Dried leaves that refuse to be merely dead

Section 3 grounds the poem in a harsher season. Leaves are forgotten by the swinging branch and summer, scurrying over frost—baked ground with no place to rest. The soundscape turns abrasive: screech, twittering, scraping. Yet even here the poem won’t accept simple decay. The leaves somehow invoke a burst of warm days—and Williams insists these are not of the past, nothing decayed. That’s a key pressure point: the scene is literally dried remnants, but it generates a present-tense crisp summer! The season becomes an effect produced by motion, noise, and feeling, not a calendar fact.

The ending grunt—Hagh!—reads like the body’s response to this rough vitality. It’s disgust, exhilaration, or both. The poem’s tension sharpens: what looks like ruin keeps acting like life.

The hinge into the prose: one day as its own season

The long prose passage is the poem’s major turn: the improvisations’ quick leaps settle into a more meditative claim about time. Watching the leaves drop, the thought rise that this day is the one chosen; all other days fall away until only this one remains in perfect fullness. This doesn’t cancel the earlier sections; it concentrates them. The particular thing from section 1 becomes a particular day, with the same paradox: it is utterly itself, and yet it reorganizes the whole universe around it.

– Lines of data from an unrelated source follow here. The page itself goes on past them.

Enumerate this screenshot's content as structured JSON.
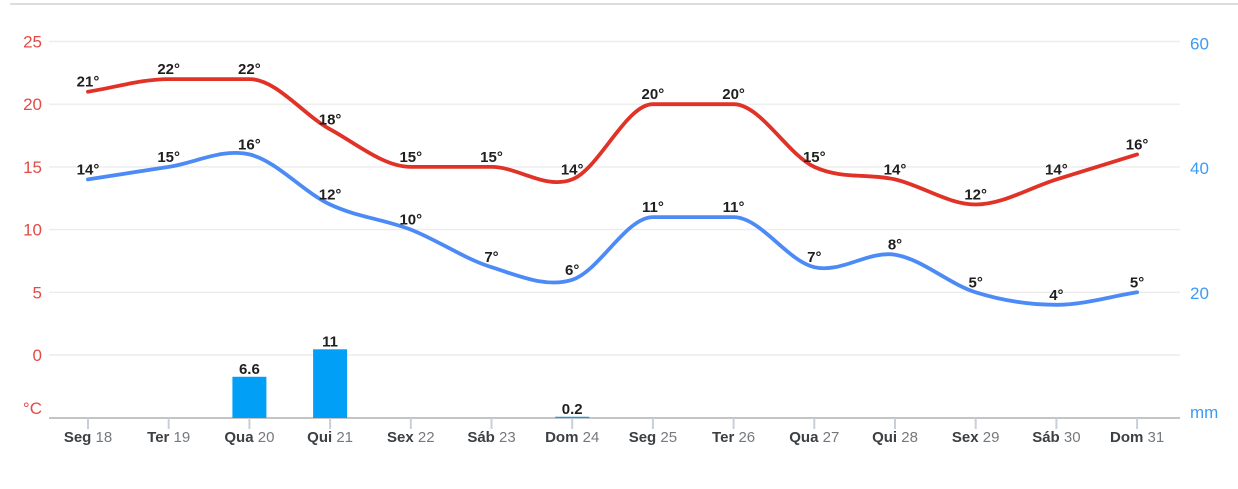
{
  "chart_data": {
    "type": "line+bar",
    "title": "",
    "categories": [
      {
        "day": "Seg",
        "date": "18"
      },
      {
        "day": "Ter",
        "date": "19"
      },
      {
        "day": "Qua",
        "date": "20"
      },
      {
        "day": "Qui",
        "date": "21"
      },
      {
        "day": "Sex",
        "date": "22"
      },
      {
        "day": "Sáb",
        "date": "23"
      },
      {
        "day": "Dom",
        "date": "24"
      },
      {
        "day": "Seg",
        "date": "25"
      },
      {
        "day": "Ter",
        "date": "26"
      },
      {
        "day": "Qua",
        "date": "27"
      },
      {
        "day": "Qui",
        "date": "28"
      },
      {
        "day": "Sex",
        "date": "29"
      },
      {
        "day": "Sáb",
        "date": "30"
      },
      {
        "day": "Dom",
        "date": "31"
      }
    ],
    "series": [
      {
        "name": "max-temperature",
        "type": "line",
        "color": "#e03226",
        "values": [
          21,
          22,
          22,
          18,
          15,
          15,
          14,
          20,
          20,
          15,
          14,
          12,
          14,
          16
        ],
        "labels": [
          "21°",
          "22°",
          "22°",
          "18°",
          "15°",
          "15°",
          "14°",
          "20°",
          "20°",
          "15°",
          "14°",
          "12°",
          "14°",
          "16°"
        ]
      },
      {
        "name": "min-temperature",
        "type": "line",
        "color": "#4c8bf5",
        "values": [
          14,
          15,
          16,
          12,
          10,
          7,
          6,
          11,
          11,
          7,
          8,
          5,
          4,
          5
        ],
        "labels": [
          "14°",
          "15°",
          "16°",
          "12°",
          "10°",
          "7°",
          "6°",
          "11°",
          "11°",
          "7°",
          "8°",
          "5°",
          "4°",
          "5°"
        ]
      },
      {
        "name": "precipitation",
        "type": "bar",
        "color": "#029ff7",
        "values": [
          null,
          null,
          6.6,
          11,
          null,
          null,
          0.2,
          null,
          null,
          null,
          null,
          null,
          null,
          null
        ],
        "labels": [
          null,
          null,
          "6.6",
          "11",
          null,
          null,
          "0.2",
          null,
          null,
          null,
          null,
          null,
          null,
          null
        ]
      }
    ],
    "left_axis": {
      "title": "°C",
      "color": "#e24b47",
      "ticks": [
        25,
        20,
        15,
        10,
        5,
        0
      ]
    },
    "right_axis": {
      "title": "mm",
      "color": "#3d9bf3",
      "ticks": [
        60,
        40,
        20
      ]
    },
    "grid": true,
    "legend": "none"
  },
  "styles": {
    "grid_color": "#ececec",
    "axis_line_color": "#c4c4c4",
    "category_tick_color": "#c9cfda",
    "top_border_color": "#d2d2d2",
    "day_color": "#3c4043",
    "date_color": "#75797e",
    "point_label_color": "#1f1f1f"
  }
}
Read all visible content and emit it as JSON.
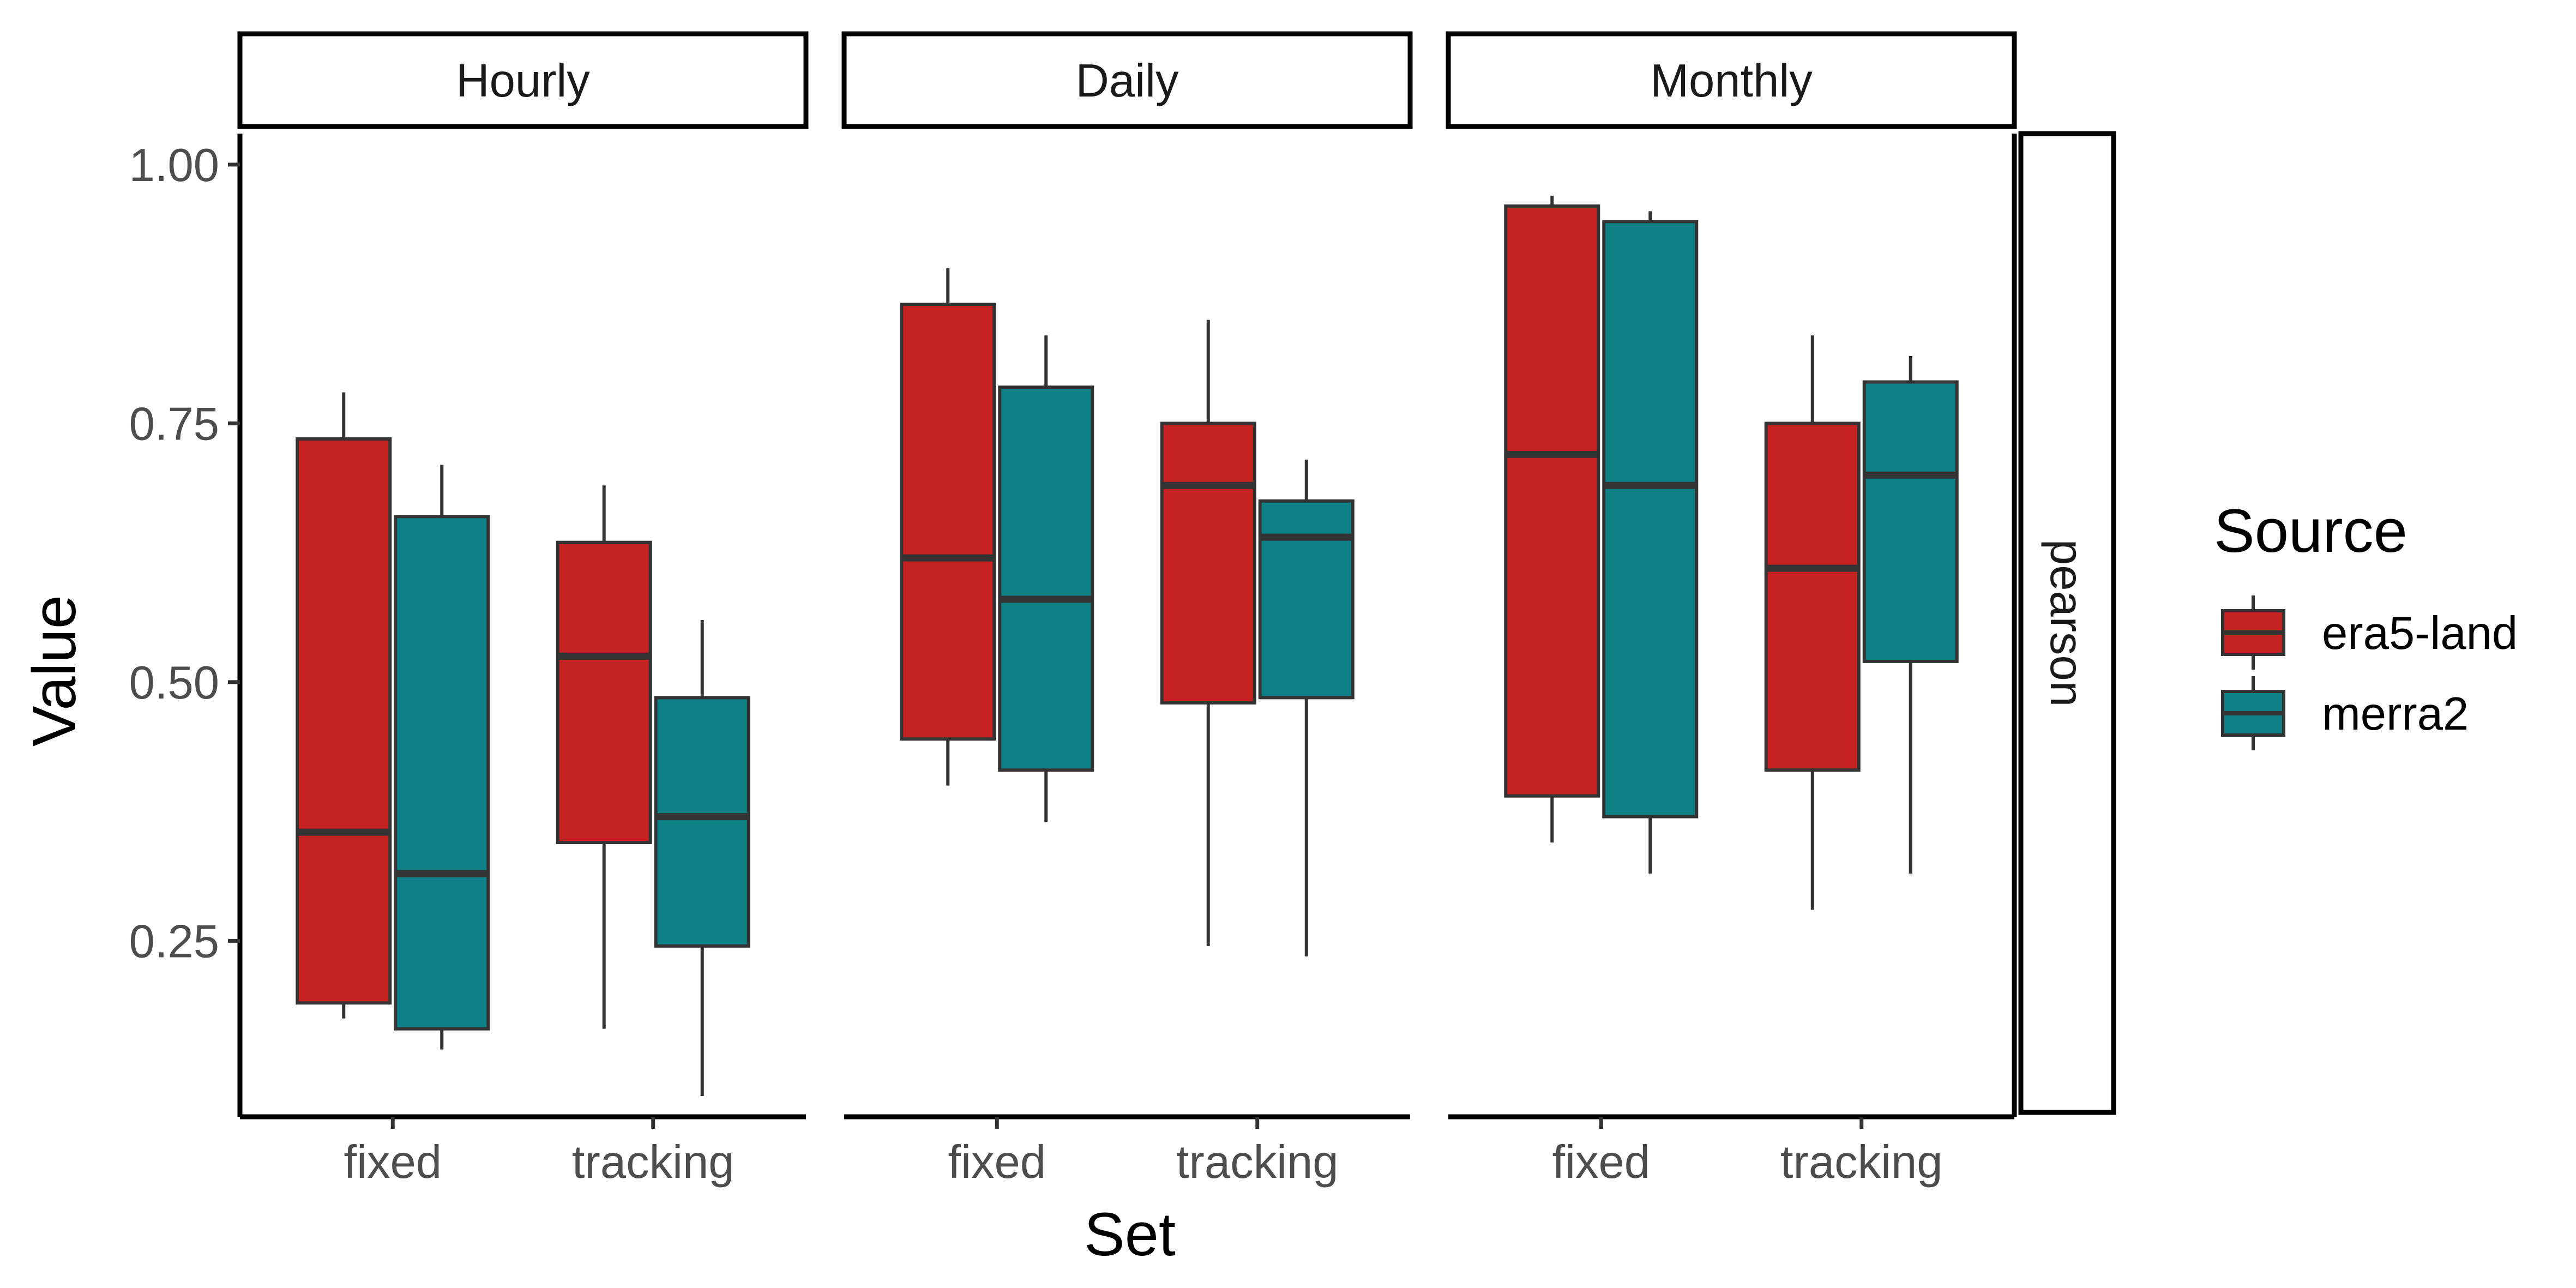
{
  "chart_data": {
    "type": "boxplot",
    "facets": [
      "Hourly",
      "Daily",
      "Monthly"
    ],
    "row_strip": "pearson",
    "categories": [
      "fixed",
      "tracking"
    ],
    "xlabel": "Set",
    "ylabel": "Value",
    "ylim": [
      0.08,
      1.03
    ],
    "yticks": [
      0.25,
      0.5,
      0.75,
      1.0
    ],
    "ytick_labels": [
      "0.25",
      "0.50",
      "0.75",
      "1.00"
    ],
    "legend": {
      "title": "Source",
      "position": "right",
      "entries": [
        {
          "name": "era5-land",
          "color": "#C62222"
        },
        {
          "name": "merra2",
          "color": "#0E8186"
        }
      ]
    },
    "series": [
      {
        "name": "era5-land",
        "color": "#C62222",
        "boxes": [
          {
            "facet": "Hourly",
            "category": "fixed",
            "min": 0.175,
            "q1": 0.19,
            "median": 0.355,
            "q3": 0.735,
            "max": 0.78
          },
          {
            "facet": "Hourly",
            "category": "tracking",
            "min": 0.165,
            "q1": 0.345,
            "median": 0.525,
            "q3": 0.635,
            "max": 0.69
          },
          {
            "facet": "Daily",
            "category": "fixed",
            "min": 0.4,
            "q1": 0.445,
            "median": 0.62,
            "q3": 0.865,
            "max": 0.9
          },
          {
            "facet": "Daily",
            "category": "tracking",
            "min": 0.245,
            "q1": 0.48,
            "median": 0.69,
            "q3": 0.75,
            "max": 0.85
          },
          {
            "facet": "Monthly",
            "category": "fixed",
            "min": 0.345,
            "q1": 0.39,
            "median": 0.72,
            "q3": 0.96,
            "max": 0.97
          },
          {
            "facet": "Monthly",
            "category": "tracking",
            "min": 0.28,
            "q1": 0.415,
            "median": 0.61,
            "q3": 0.75,
            "max": 0.835
          }
        ]
      },
      {
        "name": "merra2",
        "color": "#0E8186",
        "boxes": [
          {
            "facet": "Hourly",
            "category": "fixed",
            "min": 0.145,
            "q1": 0.165,
            "median": 0.315,
            "q3": 0.66,
            "max": 0.71
          },
          {
            "facet": "Hourly",
            "category": "tracking",
            "min": 0.1,
            "q1": 0.245,
            "median": 0.37,
            "q3": 0.485,
            "max": 0.56
          },
          {
            "facet": "Daily",
            "category": "fixed",
            "min": 0.365,
            "q1": 0.415,
            "median": 0.58,
            "q3": 0.785,
            "max": 0.835
          },
          {
            "facet": "Daily",
            "category": "tracking",
            "min": 0.235,
            "q1": 0.485,
            "median": 0.64,
            "q3": 0.675,
            "max": 0.715
          },
          {
            "facet": "Monthly",
            "category": "fixed",
            "min": 0.315,
            "q1": 0.37,
            "median": 0.69,
            "q3": 0.945,
            "max": 0.955
          },
          {
            "facet": "Monthly",
            "category": "tracking",
            "min": 0.315,
            "q1": 0.52,
            "median": 0.7,
            "q3": 0.79,
            "max": 0.815
          }
        ]
      }
    ]
  }
}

Crucially, the day must build its perfection out of its own leaves, out of the scrape on smooth ground. Perfection is not a pristine ideal; it is made from friction and leftover matter. Williams even demotes the regular year: The gross summer is only a halting counterpart of fiery days of secret triumph. The real heat, the real season, happens inwardly—though it’s triggered by outer particulars like falling leaves.

Challenging thought: if seasons are inside us, what is the world for?

The prose insists that warmth and cold are finally within ourselves, and that the year only mocks what we already carry. But that idea depends on the earlier devotion to the stubborn external: powders, pencils, porpoises, grasses, leaves. If the true seasons can pass in a few weeks or hours, why does the poem keep returning to the scrape of actual leaves on actual ground? Maybe because the inner weather needs an outer surface—like that glass from section 1—to show itself.

What the poem finally trusts

By the end, Williams has not chosen between object and imagination; he has staged their argument until it becomes a method. The first improvisation honors the object’s finality; the second flaunts the mind’s twist and then calls it ridiculous; the third makes dead leaves sound like a living season; the prose concludes that seasons don’t follow fixed order at all. The tone moves from dazzled certainty (section 1) to teasing self-suspicion (section 2) to harsh sensory intensity (section 3) and finally to a calm, almost philosophical steadiness. The poem’s lasting insight is that the most real thing is not an abstract truth but a felt moment—a day that becomes its own summer, not by denying winter, but by letting even scraping leaves participate in fullness.